Charles Edward Godfred

Personal information
- Nationality: Nigerian
- Born: 17 April 2004 (age 22)

Sport
- Sport: Athletics
- Event: Long jump

Achievements and titles
- Personal best: Long jump 8.16 m (2024)

Medal record
Representing Nigeria
Men's athletics
African U20 Championships
| Gold medal – first place | 2023 Ndola | Long jump |

= Charles Godfred =

Nigerian athlete (born 2004)

Charles Edward Godfred (born 17 April 2004) is a Nigerian long jumper. He was African under-20 champion in 2023, and winner of the Nigerian Athletics Championships in 2024 and 2025.

==Biography==
Godfred won the African U20 Athletics Championships in 2023 in Ndola, Zambia, with a jump of 7.86 metres. That year, he also ran a 100 metres time of 10.96 seconds (+0.2 m/s wind) and finished third in the 100 metres at the 3rd African Golden League meet in Abuja and signed-up to attend the University of Minnesota in the United States.

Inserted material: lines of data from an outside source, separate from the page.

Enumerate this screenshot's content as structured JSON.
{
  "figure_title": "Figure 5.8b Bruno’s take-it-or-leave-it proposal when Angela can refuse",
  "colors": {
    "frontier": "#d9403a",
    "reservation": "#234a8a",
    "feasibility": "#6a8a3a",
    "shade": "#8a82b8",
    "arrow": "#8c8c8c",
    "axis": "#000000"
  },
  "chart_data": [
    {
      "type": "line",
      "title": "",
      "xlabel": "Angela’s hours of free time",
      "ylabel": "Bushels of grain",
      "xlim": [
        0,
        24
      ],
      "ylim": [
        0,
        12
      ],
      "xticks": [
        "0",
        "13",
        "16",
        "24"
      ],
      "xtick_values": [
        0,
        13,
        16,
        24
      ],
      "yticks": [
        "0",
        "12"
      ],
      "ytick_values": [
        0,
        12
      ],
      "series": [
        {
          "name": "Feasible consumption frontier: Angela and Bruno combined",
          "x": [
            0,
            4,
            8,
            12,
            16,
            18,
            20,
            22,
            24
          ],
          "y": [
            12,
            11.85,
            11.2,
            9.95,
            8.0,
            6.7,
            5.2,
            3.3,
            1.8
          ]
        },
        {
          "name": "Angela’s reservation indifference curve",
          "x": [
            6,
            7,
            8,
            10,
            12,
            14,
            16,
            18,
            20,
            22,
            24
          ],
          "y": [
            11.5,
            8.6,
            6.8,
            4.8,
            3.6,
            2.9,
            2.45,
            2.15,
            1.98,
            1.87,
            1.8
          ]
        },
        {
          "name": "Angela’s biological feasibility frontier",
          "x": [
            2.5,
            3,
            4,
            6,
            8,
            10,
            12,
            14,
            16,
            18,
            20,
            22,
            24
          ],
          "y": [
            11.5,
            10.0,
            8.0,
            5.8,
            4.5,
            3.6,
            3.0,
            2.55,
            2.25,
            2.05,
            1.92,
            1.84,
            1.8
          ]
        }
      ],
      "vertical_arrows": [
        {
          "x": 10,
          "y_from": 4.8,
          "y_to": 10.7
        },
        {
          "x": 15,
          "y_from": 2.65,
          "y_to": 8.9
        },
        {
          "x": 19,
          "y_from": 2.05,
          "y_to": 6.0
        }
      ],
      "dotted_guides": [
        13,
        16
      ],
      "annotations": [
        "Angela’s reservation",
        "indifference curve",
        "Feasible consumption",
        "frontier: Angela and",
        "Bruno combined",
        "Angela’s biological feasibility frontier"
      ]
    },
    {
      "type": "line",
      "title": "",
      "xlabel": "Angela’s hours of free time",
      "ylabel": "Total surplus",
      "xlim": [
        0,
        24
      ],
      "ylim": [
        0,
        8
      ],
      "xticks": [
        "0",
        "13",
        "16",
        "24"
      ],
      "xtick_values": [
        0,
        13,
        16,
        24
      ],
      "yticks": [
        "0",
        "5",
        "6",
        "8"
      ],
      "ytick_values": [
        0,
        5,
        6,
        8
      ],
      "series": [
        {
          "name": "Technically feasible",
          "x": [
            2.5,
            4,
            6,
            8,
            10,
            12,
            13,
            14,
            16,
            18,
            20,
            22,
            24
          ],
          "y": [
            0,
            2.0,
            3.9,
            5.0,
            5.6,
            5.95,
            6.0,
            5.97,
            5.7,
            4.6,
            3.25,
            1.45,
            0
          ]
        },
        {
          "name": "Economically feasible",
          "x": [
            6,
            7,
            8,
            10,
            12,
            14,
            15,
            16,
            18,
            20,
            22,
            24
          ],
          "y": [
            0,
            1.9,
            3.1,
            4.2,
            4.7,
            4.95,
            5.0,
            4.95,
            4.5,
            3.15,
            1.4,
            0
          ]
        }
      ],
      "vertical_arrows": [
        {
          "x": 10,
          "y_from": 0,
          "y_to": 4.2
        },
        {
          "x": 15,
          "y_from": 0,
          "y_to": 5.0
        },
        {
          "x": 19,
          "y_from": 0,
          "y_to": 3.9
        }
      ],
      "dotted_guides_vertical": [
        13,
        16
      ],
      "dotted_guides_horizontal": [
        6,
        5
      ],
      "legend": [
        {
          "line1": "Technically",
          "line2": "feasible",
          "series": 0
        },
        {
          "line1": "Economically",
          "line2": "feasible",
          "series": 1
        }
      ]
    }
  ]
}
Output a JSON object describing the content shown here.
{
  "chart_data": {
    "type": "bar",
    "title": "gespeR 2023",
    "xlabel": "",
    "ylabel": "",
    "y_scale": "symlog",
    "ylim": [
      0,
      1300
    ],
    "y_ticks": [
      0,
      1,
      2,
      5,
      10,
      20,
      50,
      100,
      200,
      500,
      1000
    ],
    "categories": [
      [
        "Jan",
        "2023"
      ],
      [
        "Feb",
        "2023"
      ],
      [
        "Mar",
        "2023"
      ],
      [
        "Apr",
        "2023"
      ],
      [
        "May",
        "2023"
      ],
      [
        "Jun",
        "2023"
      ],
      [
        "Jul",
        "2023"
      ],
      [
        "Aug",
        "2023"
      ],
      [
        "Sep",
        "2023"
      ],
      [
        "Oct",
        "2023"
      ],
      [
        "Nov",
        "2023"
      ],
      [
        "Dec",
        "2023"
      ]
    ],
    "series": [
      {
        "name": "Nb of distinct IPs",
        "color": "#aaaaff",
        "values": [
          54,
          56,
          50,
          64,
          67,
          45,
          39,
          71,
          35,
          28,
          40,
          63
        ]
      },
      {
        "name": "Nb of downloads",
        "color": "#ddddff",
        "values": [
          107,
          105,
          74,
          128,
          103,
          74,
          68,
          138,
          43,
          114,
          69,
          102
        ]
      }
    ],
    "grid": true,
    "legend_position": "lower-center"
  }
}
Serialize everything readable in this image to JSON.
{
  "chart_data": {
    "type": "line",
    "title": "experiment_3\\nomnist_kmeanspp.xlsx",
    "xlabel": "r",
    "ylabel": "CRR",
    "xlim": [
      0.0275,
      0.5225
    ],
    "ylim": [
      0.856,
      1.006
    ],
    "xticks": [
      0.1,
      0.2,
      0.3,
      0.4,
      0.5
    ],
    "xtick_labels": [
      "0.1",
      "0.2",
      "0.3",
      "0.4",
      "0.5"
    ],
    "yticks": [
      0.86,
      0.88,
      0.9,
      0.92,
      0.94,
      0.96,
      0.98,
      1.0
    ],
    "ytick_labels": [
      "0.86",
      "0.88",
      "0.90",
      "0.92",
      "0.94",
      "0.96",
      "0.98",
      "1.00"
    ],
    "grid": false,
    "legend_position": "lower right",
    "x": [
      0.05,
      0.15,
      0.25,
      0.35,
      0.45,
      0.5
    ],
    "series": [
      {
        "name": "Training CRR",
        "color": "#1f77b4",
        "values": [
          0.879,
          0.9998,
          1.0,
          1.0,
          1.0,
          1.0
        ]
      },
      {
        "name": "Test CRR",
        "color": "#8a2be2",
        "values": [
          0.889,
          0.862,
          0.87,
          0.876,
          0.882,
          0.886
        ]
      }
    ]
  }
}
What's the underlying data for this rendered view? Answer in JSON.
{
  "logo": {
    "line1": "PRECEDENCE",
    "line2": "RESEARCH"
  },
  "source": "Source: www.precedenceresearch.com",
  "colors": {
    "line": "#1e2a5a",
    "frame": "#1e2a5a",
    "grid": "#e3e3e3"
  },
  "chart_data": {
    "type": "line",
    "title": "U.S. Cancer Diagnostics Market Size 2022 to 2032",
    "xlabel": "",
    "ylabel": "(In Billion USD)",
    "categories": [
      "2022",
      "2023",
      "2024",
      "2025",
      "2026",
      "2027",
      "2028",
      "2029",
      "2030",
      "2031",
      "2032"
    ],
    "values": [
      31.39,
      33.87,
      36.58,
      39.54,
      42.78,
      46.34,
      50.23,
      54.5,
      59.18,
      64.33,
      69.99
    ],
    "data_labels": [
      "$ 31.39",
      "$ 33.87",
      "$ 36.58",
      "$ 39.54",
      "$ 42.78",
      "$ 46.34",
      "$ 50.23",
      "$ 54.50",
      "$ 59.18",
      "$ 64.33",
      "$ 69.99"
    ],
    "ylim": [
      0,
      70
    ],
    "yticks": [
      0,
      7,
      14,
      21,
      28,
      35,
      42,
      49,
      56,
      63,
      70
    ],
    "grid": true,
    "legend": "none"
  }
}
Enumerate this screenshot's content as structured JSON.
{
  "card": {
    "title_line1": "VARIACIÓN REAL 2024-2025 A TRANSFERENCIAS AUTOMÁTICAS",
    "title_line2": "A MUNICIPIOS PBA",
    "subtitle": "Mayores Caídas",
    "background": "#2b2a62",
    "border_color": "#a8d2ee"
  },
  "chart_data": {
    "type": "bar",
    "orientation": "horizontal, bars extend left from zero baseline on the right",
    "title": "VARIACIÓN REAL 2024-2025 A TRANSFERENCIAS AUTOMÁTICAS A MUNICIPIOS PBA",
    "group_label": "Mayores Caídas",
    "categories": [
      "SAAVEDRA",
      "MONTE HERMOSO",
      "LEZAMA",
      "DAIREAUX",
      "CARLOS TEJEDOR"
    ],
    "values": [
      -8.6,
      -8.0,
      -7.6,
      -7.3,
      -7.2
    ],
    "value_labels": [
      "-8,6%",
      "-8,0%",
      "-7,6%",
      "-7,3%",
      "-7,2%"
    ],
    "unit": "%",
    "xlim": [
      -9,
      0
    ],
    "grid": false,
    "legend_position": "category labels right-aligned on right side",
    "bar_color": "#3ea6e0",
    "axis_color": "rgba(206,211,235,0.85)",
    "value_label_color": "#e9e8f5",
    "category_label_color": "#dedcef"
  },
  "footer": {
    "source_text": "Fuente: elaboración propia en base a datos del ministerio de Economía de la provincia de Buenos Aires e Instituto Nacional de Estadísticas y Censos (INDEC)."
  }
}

Competing for the University of Minnesota in 2024, he placed sixth at the 2024 NCAA Division I Outdoor Track and Field Championships in Eugene, Oregon in June, with a jump of 7.90 metres. He was the winner of the Nigerian Olympic Trials in Benin City later in June 2024, making a personal best jump of 8.16 metres, a distance which was the furthest by a Nigerian since Stanley Gbagbeke in 2012, and moved him to seventh on the Nigerian all-time list.

In March 2025, he jumped 7.93 metres to win the men's long jump at the Arizona Spring Break Fiesta. In May, he won the Big Ten Conference in Eugene, Oregon with a jump of 8.05 metres. Godfred finished fourth at the 2025 NCAA Outdoor Championships in June in Eugene, Oregon, the highest finish in the event in the Minnesota Gophers program history.

In 2025, Godfred retained his national title at the Nigerian Athletics Championships in Abeokuta with a jump of 7.95 metres. In September 2025, he competed at the 2025 World Championships in Tokyo, Japan, without advancing to the final.

In May 2026, Godfred won a third consecutive long jump title with a best distance of 7.99m at the Big Ten Championships.